The domestic dog is loyal and courageous, intelligent and adaptable. Useful as well as affectionate, the dog guards people’s flocks, plays with their children, and helps them hunt. A loving pet, the dog is known as a trusted companion.
Wherever human beings live–whether in an Eskimo village, a jungle clearing, or a crowded city–dogs live, too. In the United States alone, about 34 million dogs are kept as pets. Some are mongrels. Others are pedigreed–for through selective breeding people have created many distinct kinds of dogs. In North America alone, more than 120 standard breeds are recognized.
People admire domestic dogs. But they usually fear the dog’s untamed relatives–the wolves, coyotes, jackals, foxes, and other species that make up the family Canidae, or doglike mammals. There has always been open warfare between wild dogs and people. As carnivores (meat eaters), wild dogs often compete with people for prey. Sometimes they attack domestic stock as well. People may be forced to kill wild dogs in order to protect themselves and their livestock.
It has been only recently that people started to realize that dogs in the wild if kept in confined spaces contribute more good than inflict harm. They help to control destructive rodents. And where game animals threaten to become too plentiful, wild dogs remove many that might otherwise starve to death. In short, they play a part in nature’s checks and balances.
Most scientists think that the wolf is the principal ancestor of our domestic dog. But jackals, coyotes, and dingoes undoubtedly also contributed their blood to the domestic dog. For example, many dogs of India are almost identical with jackals in appearance. And the American Indians had dogs that looked like coyotes.
How did people first tame these wild dogs? Thousands of years ago, primitive people lived in caves and hunted with clubs, spears, and other crude weapons. Wolves or other wild dogs often lived near them. Skulking about their campfires, these animals cleaned up the bones and scraps of meat people threw away. Sometimes primitive people killed the wild dogs when they tried to steal their meat. At other times they probably picked up roly-poly wolf or jackal puppies as playmates for their children.

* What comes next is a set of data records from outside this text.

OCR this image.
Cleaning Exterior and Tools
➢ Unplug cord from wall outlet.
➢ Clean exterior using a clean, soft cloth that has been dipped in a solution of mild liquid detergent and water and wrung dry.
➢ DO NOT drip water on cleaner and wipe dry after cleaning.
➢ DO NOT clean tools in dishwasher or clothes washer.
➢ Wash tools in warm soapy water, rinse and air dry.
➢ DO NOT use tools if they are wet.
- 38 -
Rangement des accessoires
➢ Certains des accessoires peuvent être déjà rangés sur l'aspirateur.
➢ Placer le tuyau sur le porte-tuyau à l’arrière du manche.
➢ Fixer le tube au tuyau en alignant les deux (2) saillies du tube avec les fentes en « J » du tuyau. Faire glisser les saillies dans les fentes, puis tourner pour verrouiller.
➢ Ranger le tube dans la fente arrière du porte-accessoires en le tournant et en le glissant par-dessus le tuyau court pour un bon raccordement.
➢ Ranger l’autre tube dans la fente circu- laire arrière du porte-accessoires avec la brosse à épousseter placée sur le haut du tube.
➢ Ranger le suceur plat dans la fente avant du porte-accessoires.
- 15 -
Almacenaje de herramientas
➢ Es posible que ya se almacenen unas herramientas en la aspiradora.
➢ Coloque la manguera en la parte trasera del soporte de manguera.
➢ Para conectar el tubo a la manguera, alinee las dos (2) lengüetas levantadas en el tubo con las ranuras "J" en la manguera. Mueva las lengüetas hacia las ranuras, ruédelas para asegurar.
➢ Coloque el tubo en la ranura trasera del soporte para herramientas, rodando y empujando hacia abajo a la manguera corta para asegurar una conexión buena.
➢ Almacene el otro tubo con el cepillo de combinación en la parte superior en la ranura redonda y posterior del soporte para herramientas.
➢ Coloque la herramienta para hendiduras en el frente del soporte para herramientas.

These puppies grew up tame and affectionate. People gradually learned that they made good hunting companions as well as pets. Then, much later, people found that that they could breed their best hunting dogs with their speediest dogs and get offspring with the best qualities of both parents. Through crossbreeding, different kinds of dogs began to develop. Ancient sculptures show us that the Assyrians had huge mastiff-like dogs that they used for lion-hunting in 600 BC. And long before then the Egyptians had dogs that looked like greyhounds.